- Вот как, ты недоволен? - она смотрит на меня своими ясными, спокойными глазами.- Хочешь, чтобы я к Леньке подсела?
- Нет, не хочу,- отвечаю я угрюмо.
- Тогда лежи.
В город мы возвращаемся под вечер. Тоня говорит Леньке, чтобы он проводил Валентину. И он не перечит ей.
Он прощается. Я крепко пожимаю его шершавую руку, и он уходит. Это наша предпоследняя встреча на берегу. Спустя две недели Ленька наденет форму и получит назначение на канонерскую лодку 'Кремль'.
ГЛАВА ТРЕТЬЯ 'Если завтра война'
Городской комитет партии помещался в круглом трехэтажном здании, стоявшем посреди площади. Обычно перед Первым мая и за несколько дней до Октябрьской годовщины здесь появлялись плотники. Стуча топорами, они сколачивали перед зданием невысокую трибуну из свежих смолистых досок. Плотников сменяли драпировщицы, обтягивавшие доски кумачом. Но ни кумач, ни шелк, ни даже плотный пунцовый бархат не могли заглушить того крепкого и стойкого хмельного запаха, который исходил от этих досок.
Грачи возвещают о приходе весны. А плотники на площади были провозвестниками веселого праздника. Стоило им застучать короткими топорами, и фасады домов расцвечивались знаменами. На балконах и в витринах магазинов появлялись ковры и портреты. Макая 'квачи' в ведерки с белой краской, люди в военной форме расчерчивали перед трибуной асфальт. Город чистился, прихорашивался, молодел на глазах, готовясь к демонстрации и военному параду.
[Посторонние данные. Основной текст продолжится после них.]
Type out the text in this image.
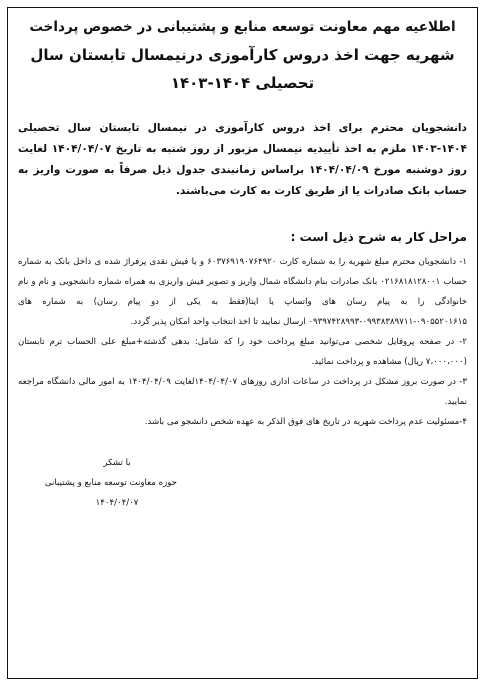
اطلاعیه مهم معاونت توسعه منابع و پشتیبانی در خصوص پرداخت

شهریه جهت اخذ دروس کارآموزی درنیمسال تابستان سال

تحصیلی ۱۴۰۴-۱۴۰۳

دانشجویان محترم برای اخذ دروس کارآموزی در نیمسال تابستان سال تحصیلی ۱۴۰۴-۱۴۰۳ ملزم به اخذ تأییدیه نیمسال مزبور از روز شنبه به تاریخ ۱۴۰۴/۰۴/۰۷ لغایت روز دوشنبه مورخ ۱۴۰۴/۰۴/۰۹ براساس زمانبندی جدول ذیل صرفاً به صورت واریز به حساب بانک صادرات یا از طریق کارت به کارت می‌باشند.
مراحل کار به شرح ذیل است :

۱- دانشجویان محترم مبلغ شهریه را به شماره کارت ۶۰۳۷۶۹۱۹۰۷۶۴۹۲۰ و یا فیش نقدی پرفراژ شده ی داخل بانک به شماره حساب ۰۲۱۶۸۱۸۱۲۸۰۰۱ بانک صادرات بنام دانشگاه شمال واریز و تصویر فیش واریزی به همراه شماره دانشجویی و نام و نام خانوادگی را به پیام رسان های واتساپ یا ایتا(فقط به یکی از دو پیام رسان) به شماره های ۰۹۰۵۵۲۰۱۶۱۵-۰۹۹۳۸۳۸۹۷۱۱-۰۹۳۹۷۴۲۸۹۹۳ ارسال نمایید تا اخذ انتخاب واحد امکان پذیر گردد.

۲- در صفحه پروفایل شخصی می‌توانید مبلغ پرداخت خود را که شامل: بدهی گذشته+مبلغ علی الحساب ترم تابستان (۷،۰۰۰،۰۰۰ ریال) مشاهده و پرداخت نمائید.

۳- در صورت بروز مشکل در پرداخت در ساعات اداری روزهای ۱۴۰۴/۰۴/۰۷لغایت ۱۴۰۴/۰۴/۰۹ به امور مالی دانشگاه مراجعه نمایید.

۴-مسئولیت عدم پرداخت شهریه در تاریخ های فوق الذکر به عهده شخص دانشجو می باشد.

با تشکر
حوزه معاونت توسعه منابع و پشتیبانی
۱۴۰۴/۰۴/۰۷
Величественное это зрелище, военный парад. Командующий гарцует на игреневом коне. Он здоровается с войсками, и мощное 'ур-ра!' волнами перекатывается над головами. В эту минуту забываешь, что тебя три недели заставляли маршировать, что параду предшествовало несколько репетиций, которые всегда происходят глубокой ночью, когда город спит. Тогда по улицам, калеча гусеницами асфальт, грохочут тяжелые танки; проезжает на грузовиках мотопехота; чеканят шаг курсанты военных училищ. Все устали, все напряжены, а какой-то бородатый полковник стоит под трибуной и орет, приседая от натуги: 'Выше головы! Тверже шаг!' - и ротные и батальонные командиры вполголоса, но с угрозой вторят ему: 'Равнение, равнение...' Забываешь обо всем на свете, и когда раздается команда 'Пар-рад! Смир-на-а-а... Напра-во! Тор-ржественным маршем... Поротно... Шагом...ар-рш!' и барабаны сводного оркестра рассыпают частую дробь, у тебя все холодеет внутри, сводит от напряжения скулы, и, улыбнувшись почему-то глазами бородатому полковнику, который оказывается поблизости, ты с силой впечатываешь первый шаг в мягкий, разогретый солнцем асфальт.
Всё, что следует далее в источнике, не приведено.